Dimensionality reduction
We create a UMAP for visual assessment of the batch effects, before correcting them.
embed_viz, _ = mosna.get_reducer(nodes_agg[marker_cols], nodes_dir)
fig, ax, color_mapper = mosna.plot_clusters(
embed_viz,
cluster_labels=nodes_agg['patient'],
save_dir=None,
return_cmap=True,
show_id=False,
)
fig, ax, color_mapper = mosna.plot_clusters(
embed_viz,
cluster_labels=nodes_agg['sample'],
save_dir=None,
return_cmap=True,
show_id=False,
)
Batch Effect Correction
Now we can apply the batch effect correction. In this step, the systematic differences between patients/samples are removed, while preserving the present biological variation.
nodes_dir, nodes_corr = mosna.batch_correct_nodes(
nodes_dir=nodes_dir,
use_cols=marker_cols,
batch_key='patient',
return_nodes=True,
)
Comparing Response Groups - Composition
Mosna can help identify differences in the immune landscape between the groups, through comparisons between response groups. As outlined earlier, we will compare increasingly complex characteristics (compositional differences -> assortativity -> niches) We will start by comparing compositional differences. In our example, we compare two groups: responders, and non-responders. We make use of a spatially resolved proteomic data set of Cutaneous T-Cell Lymphoma (CTCL), which was generated using CODEX technology on 70 samples from 14 different patients [1]. Of these patients, 7 responded, and 7 did not respond to treatment with anti-PD-1 immunotherapy [1].
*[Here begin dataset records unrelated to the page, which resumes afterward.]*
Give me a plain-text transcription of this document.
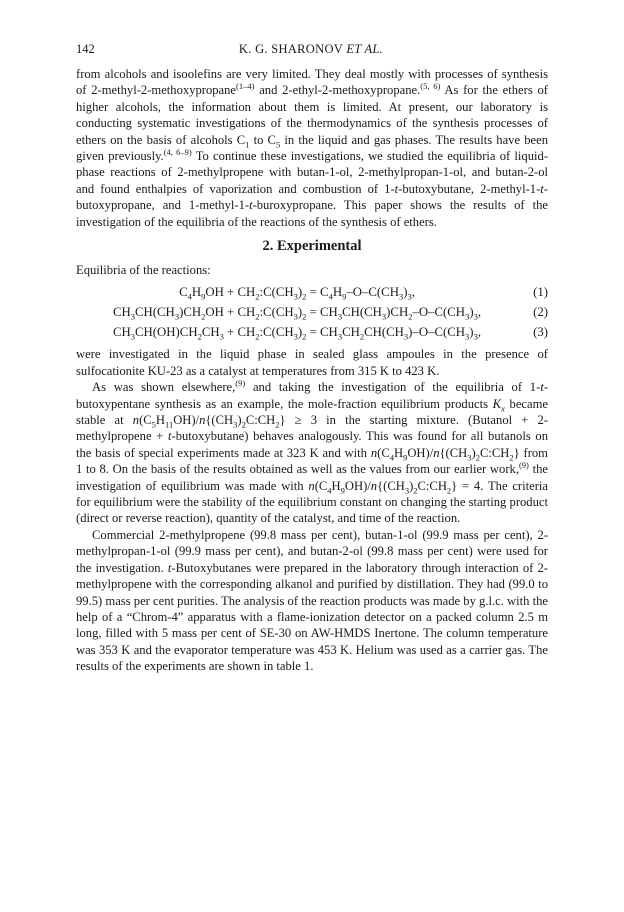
142	K. G. SHARONOV ET AL.

from alcohols and isoolefins are very limited. They deal mostly with processes of synthesis of 2-methyl-2-methoxypropane$^{(1-4)}$ and 2-ethyl-2-methoxypropane.$^{(5, 6)}$ As for the ethers of higher alcohols, the information about them is limited. At present, our laboratory is conducting systematic investigations of the thermodynamics of the synthesis processes of ethers on the basis of alcohols $C_1$ to $C_5$ in the liquid and gas phases. The results have been given previously.$^{(4, 6-9)}$ To continue these investigations, we studied the equilibria of liquid-phase reactions of 2-methylpropene with butan-1-ol, 2-methylpropan-1-ol, and butan-2-ol and found enthalpies of vaporization and combustion of 1-t-butoxybutane, 2-methyl-1-t-butoxypropane, and 1-methyl-1-t-buroxypropane. This paper shows the results of the investigation of the equilibria of the reactions of the synthesis of ethers.

2. Experimental

Equilibria of the reactions:

$C_4H_9OH$ + $CH_2:C(CH_3)_2 = C_4H_9-O-C(CH_3)_3$,	(1)
$CH_3CH(CH_3)CH_2OH$ + $CH_2:C(CH_3)_2 = CH_3CH(CH_3)CH_2-O-C(CH_3)_3$,	(2)
$CH_3CH(OH)CH_2CH_3$ + $CH_2:C(CH_3)_2 = CH_3CH_2CH(CH_3)-O-C(CH_3)_3$,	(3)

were investigated in the liquid phase in sealed glass ampoules in the presence of sulfocationite KU-23 as a catalyst at temperatures from 315 K to 423 K.

As was shown elsewhere,$^{(9)}$ and taking the investigation of the equilibria of 1-t-butoxypentane synthesis as an example, the mole-fraction equilibrium products $K_x$ became stable at $n(C_5H_{11}OH)/n\{(CH_3)_2C:CH_2\} \ge 3$ in the starting mixture. (Butanol + 2-methylpropene + t-butoxybutane) behaves analogously. This was found for all butanols on the basis of special experiments made at 323 K and with $n(C_4H_9OH)/n\{(CH_3)_2C:CH_2\}$ from 1 to 8. On the basis of the results obtained as well as the values from our earlier work,$^{(9)}$ the investigation of equilibrium was made with $n(C_4H_9OH)/n\{(CH_3)_2C:CH_2\} = 4$. The criteria for equilibrium were the stability of the equilibrium constant on changing the starting product (direct or reverse reaction), quantity of the catalyst, and time of the reaction.

Commercial 2-methylpropene (99.8 mass per cent), butan-1-ol (99.9 mass per cent), 2-methylpropan-1-ol (99.9 mass per cent), and butan-2-ol (99.8 mass per cent) were used for the investigation. t-Butoxybutanes were prepared in the laboratory through interaction of 2-methylpropene with the corresponding alkanol and purified by distillation. They had (99.0 to 99.5) mass per cent purities. The analysis of the reaction products was made by g.l.c. with the help of a “Chrom-4” apparatus with a flame-ionization detector on a packed column 2.5 m long, filled with 5 mass per cent of SE-30 on AW-HMDS Inertone. The column temperature was 353 K and the evaporator temperature was 453 K. Helium was used as a carrier gas. The results of the experiments are shown in table 1.
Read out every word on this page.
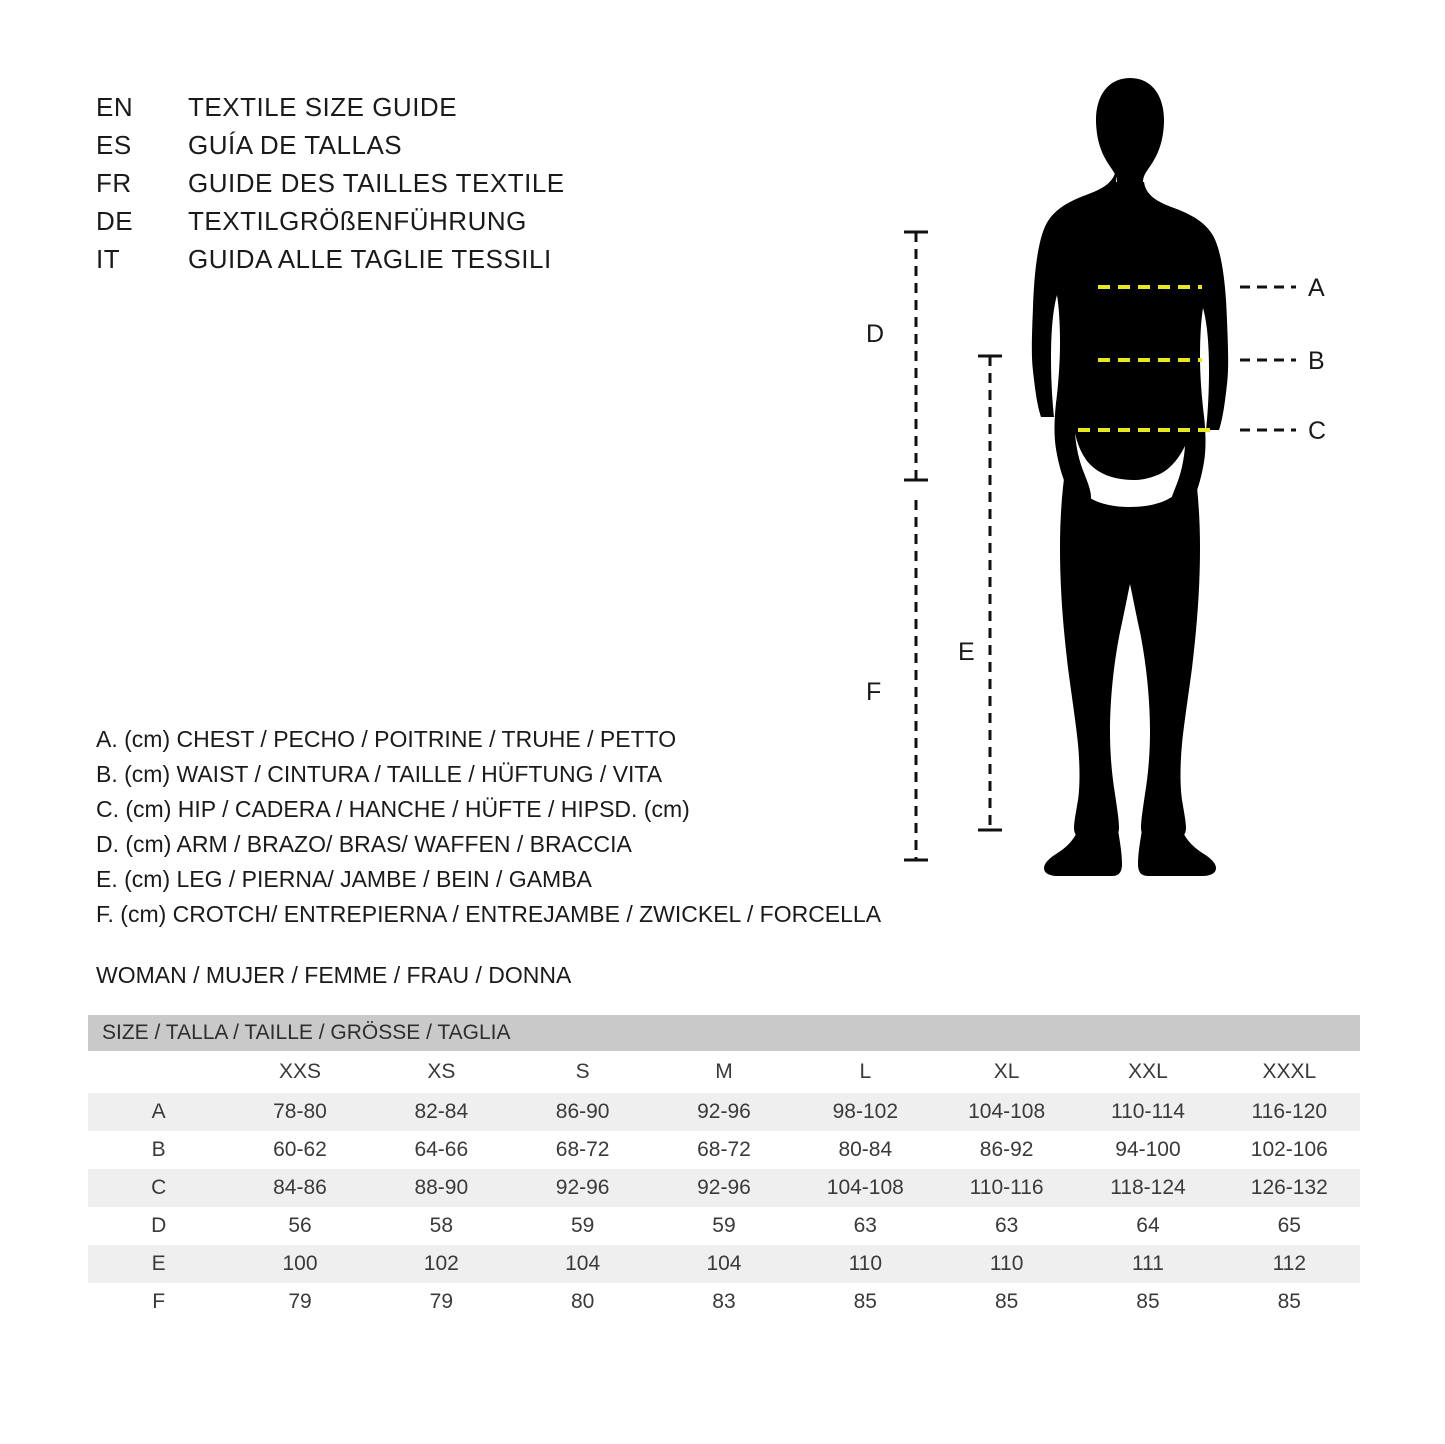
EN	TEXTILE SIZE GUIDE
ES	GUÍA DE TALLAS
FR	GUIDE DES TAILLES TEXTILE
DE	TEXTILGRÖßENFÜHRUNG
IT	GUIDA ALLE TAGLIE TESSILI
A
B
C
D
E
F
A. (cm) CHEST / PECHO / POITRINE / TRUHE / PETTO
B. (cm) WAIST / CINTURA / TAILLE / HÜFTUNG / VITA
C. (cm) HIP / CADERA / HANCHE / HÜFTE / HIPSD. (cm)
D. (cm) ARM / BRAZO/ BRAS/ WAFFEN / BRACCIA
E. (cm) LEG / PIERNA/ JAMBE / BEIN / GAMBA
F. (cm) CROTCH/ ENTREPIERNA / ENTREJAMBE / ZWICKEL / FORCELLA
WOMAN / MUJER / FEMME / FRAU / DONNA
SIZE / TALLA / TAILLE / GRÖSSE / TAGLIA								
	XXS	XS	S	M	L	XL	XXL	XXXL
A	78-80	82-84	86-90	92-96	98-102	104-108	110-114	116-120
B	60-62	64-66	68-72	68-72	80-84	86-92	94-100	102-106
C	84-86	88-90	92-96	92-96	104-108	110-116	118-124	126-132
D	56	58	59	59	63	63	64	65
E	100	102	104	104	110	110	111	112
F	79	79	80	83	85	85	85	85
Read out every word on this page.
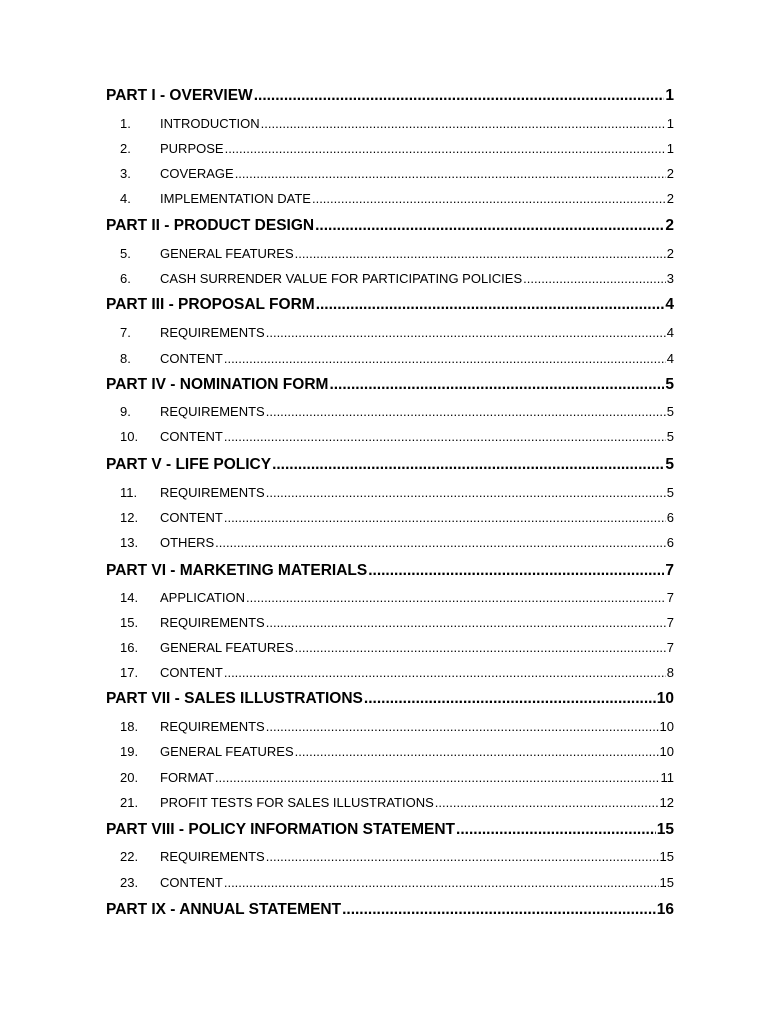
PART I - OVERVIEW .....	1
1.	INTRODUCTION .....	1
2.	PURPOSE .....	1
3.	COVERAGE .....	2
4.	IMPLEMENTATION DATE .....	2
PART II - PRODUCT DESIGN .....	2
5.	GENERAL FEATURES .....	2
6.	CASH SURRENDER VALUE FOR PARTICIPATING POLICIES .....	3
PART III - PROPOSAL FORM .....	4
7.	REQUIREMENTS .....	4
8.	CONTENT .....	4
PART IV - NOMINATION FORM .....	5
9.	REQUIREMENTS .....	5
10.	CONTENT .....	5
PART V - LIFE POLICY .....	5
11.	REQUIREMENTS .....	5
12.	CONTENT .....	6
13.	OTHERS .....	6
PART VI - MARKETING MATERIALS .....	7
14.	APPLICATION .....	7
15.	REQUIREMENTS .....	7
16.	GENERAL FEATURES .....	7
17.	CONTENT .....	8
PART VII - SALES ILLUSTRATIONS .....	10
18.	REQUIREMENTS .....	10
19.	GENERAL FEATURES .....	10
20.	FORMAT .....	11
21.	PROFIT TESTS FOR SALES ILLUSTRATIONS .....	12
PART VIII - POLICY INFORMATION STATEMENT .....	15
22.	REQUIREMENTS .....	15
23.	CONTENT .....	15
PART IX - ANNUAL STATEMENT .....	16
Differential Analysis between Response Groups
First, we will investigate how compositional differences are associated to differences in response. To do so, we start by defining the response and non-response groups:
group_names = {1: "responder", 2: "non-responder"}
Next, we add attributes to nodes by creating binary indicator variables for each cell type. This enables us to filter and color network visualizations in subsequent steps.
pos_cols = ["X_position", "Y_position"]
pheno_col = "Cluster"
nodes_all = df_all_phenotypes[pos_cols + [pheno_col]].copy()
nodes_all = nodes_all.join(pd.get_dummies(df_all_phenotypes[pheno_col]))
uniq_phenotypes = nodes_all[pheno_col].unique()
Then, we use patient_col to aggregate statistics per patient and condition:
count_types = obj[[patient_col, group_col, 'Count']].join(nodes_all[pheno_col]).groupby([patient_col, group_col, pheno_col]).count().unstack()
count_types.columns = count_types.columns.droplevel()
count_types = count_types.fillna(value=0).astype(int)
Subsequently, we count cell types, and calculate the proportional cell type abundances.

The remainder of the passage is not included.